Paying the price with malicious ransomware “CryptoLocker” - Quartet Service

Paying the price with malicious ransomware “CryptoLocker”

Paying the price with malicious ransomware “CryptoLocker”

A new and serious malware called Cryptolocker is quickly spreading and attacking computers, rendering them useless.

This is a virus we’re watching closely, and working with our clients to help them avoid.

CryptoLocker is a malicious randomware that encrypts your entire computer and holds it ransom. Don’t underestimate this virus. It’s dangerous. It has spread internationally, and Canadians make up 6% of the victims.

CryptoLocker can spread from your computer to your mapped network drives and mounted external hardware, such as the office USB. Every document is encrypted using a military grade 2048 bit ROSA, and the encryption key is stored remotely. This makes decryption near impossible.


How does it spread?

There are three ways CryptoLocker accesses a computer:

1. Phishing emails are the most common way of catching CryptoLocker. The virus sends out fake customer services emails from, and not limited to, FedEx, UPS, DHL and Intuit. Someone reported CryptoLocker attached itself to a fake voicemail receipt, as well. The attachments are zip files with contents that look like PDFs. The files are labelled similarly to FORM_101513.exe or FORM_101513.pdf.exe.

2. Some websites have been hacked with a code that exploits security vulnerabilities on your computer in order to install CryptoLocker.

3. Trojans hide themselves in fake “required programs” to play videos.


How do I know I’m infected?

Look for ports on your network switch where the lights blink a lot. This shows heavy traffic and high bandwidth use. Ask your network administrator, they will be able identify a change in the user ownership name.

You’ll also receive this red pop-up.


What should I do if I’m infected?

First of all, if you’re using a local backup program, turn it off. A scheduled backup with the encryption may override your previous versions.

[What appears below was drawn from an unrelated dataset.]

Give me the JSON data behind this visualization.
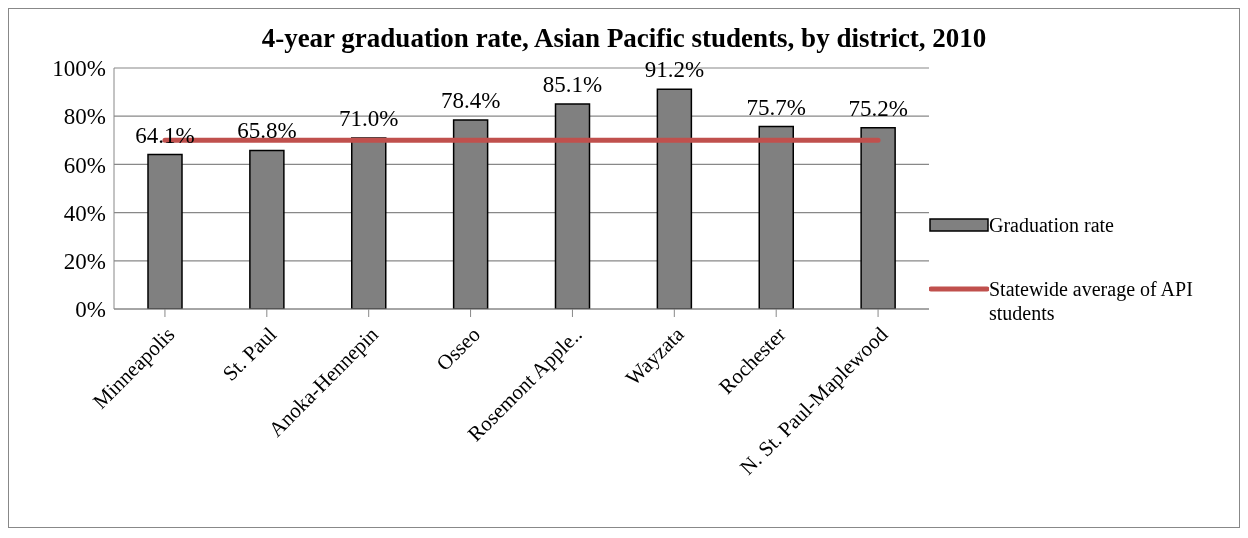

CryptoLocker demands $300 through Monkey Pak or Ukash, or 2 Bitcoins, which is an online open source currency. Currently, 1 Bitcoin is equivalent to $227.14 CAN. The red pop-up box will give you a 96-hour period to pay, but numerous online forums says many victims did not receive their key after paying the ransom.

If you choose to not pay, you can attempt to wipe your entire computer and use a backup image or Shadow Copies through System Restore. This process is not guaranteed to work though.


What happens if restore doesn’t work?

If CryptoLocker spread to your shared networks you will still be affected by the encryption. CryptoLocker has created its own decryption service that costs 10 Bitcoins.


How do I prevent getting attacked?

First, be diligent about your emails. If you are not 100% confident that an email attachment is safe do not open it and delete the email right away.

What signs should you look for?
– Unknown senders
– Zip files
– Improperly named attachments
– Non-personalized content
– Wrong information

This phishing IQ test will also teach you signs to look out for in fake emails. 

Second, check for updates with your email filtering provider. Quartet has partnered with Barracuda Networks, who have been pushing out virus definitions for CryptoLocker.

Finally, back up your data regularly to a secure, remote location such as cloud storage, like Q-Box.


You are the first line of defense

CryptoLocker is not the first ransomware, but it is very aggressive. Spam filtering and antivirus programs should be the last line of defense. Therefore practice smart computing — educate your users, run regular updates and regulate the company user policy — to protect yourself.